Based on the following document this error should have been fixed with 6.9.1 P11:
We see it appearing more often in 7.0.2 with our Websphere 8.5 environment.
Is there anything we can do to get this error fixed by configuration?
Based on the following document this error should have been fixed with 6.9.1 P11:
We see it appearing more often in 7.0.2 with our Websphere 8.5 environment.
Is there anything we can do to get this error fixed by configuration?
I completely agree with you.
As mentioned in the other discussions we just have the problem to identify what is causing the primary failure.
Therefore we opened cases and community discussions with every related log message.
From my current perspective I think that the primary cause unfortunately does not appear in the logs and because workflows are not failing predictable at a specific node we dont know how to proceed.
That is a typical presentation if you have a workflow that is looping.
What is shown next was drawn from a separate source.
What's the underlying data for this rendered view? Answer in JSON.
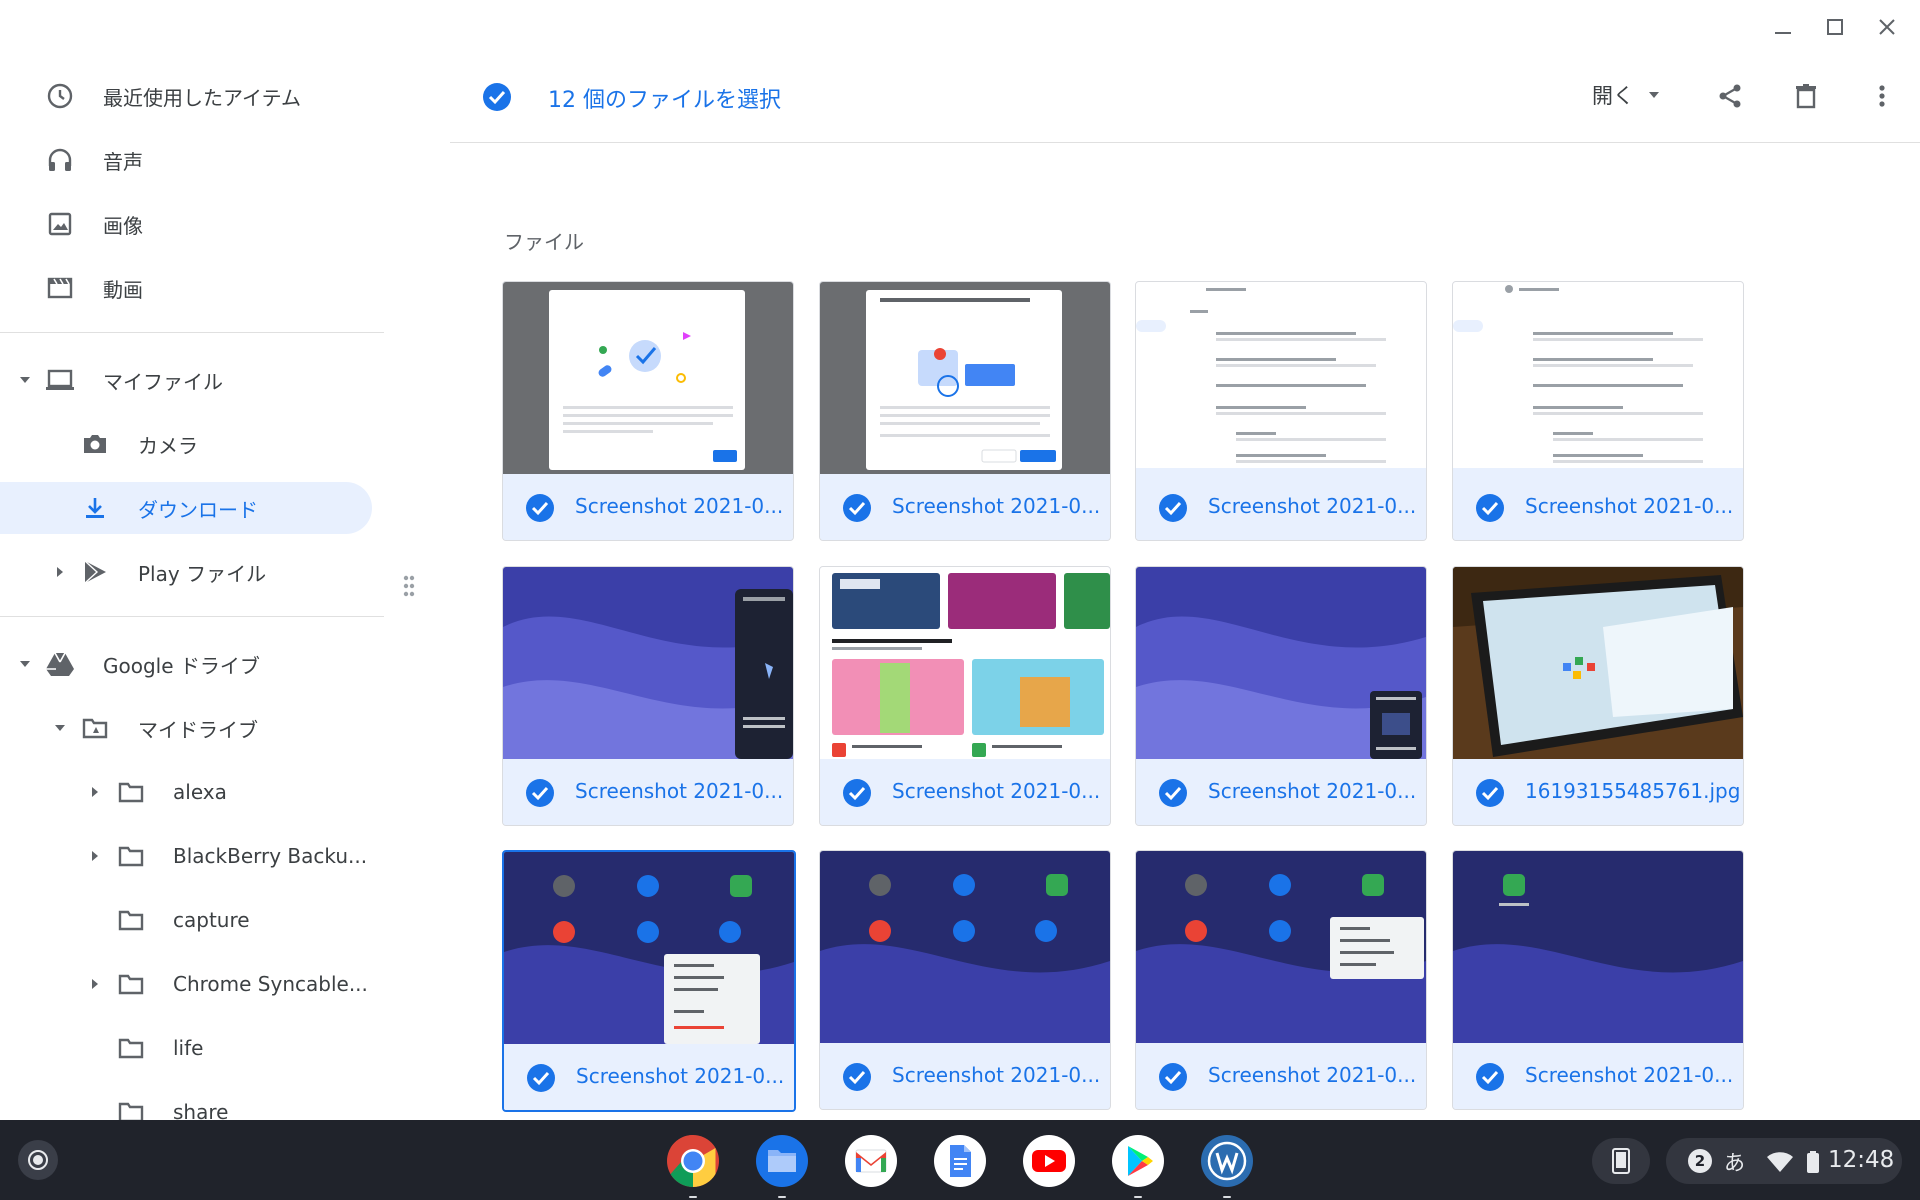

The actual workflow that is causing the problem has CPU affinity and does not fail as it is running and has recently allocated memory. All other workflows running at the same time fail unpredictably and in different nodes because they are deprived from the resources needed to complete.
These problems are notoriously hard to troubleshoot and require techniques that are best done through a support case which I see you have open.
This error occurs any time the transaction rollback queue is over capacity. It is a secondary failure and can be expected any time there is an unexpectedly large volume of failed change requests that need to be rolled back. The transaction rollback process was optimized for WebSphere and WebLogic in 6.9.1 P11 but this only makes the process more efficient in normal operation, and it does not cover all potential failure situations.
You must look elsewhere for the initial failure that is causing the workflows to fail.
Not that typically by the time you get this message the sever is in a complete failure state, and all workflows are failing, so the workflows listed in this error message are of no relevance.
Typically when customers see this error they have a bad workflow that is failing chronically with every request and this is consuming all resources. Typically it is also a workflow that is of no business consequence or it would have already been identified and resolved. Never ignore workflows that are failing; the failure process is very expensive in terms of CPU, memory, and database resource.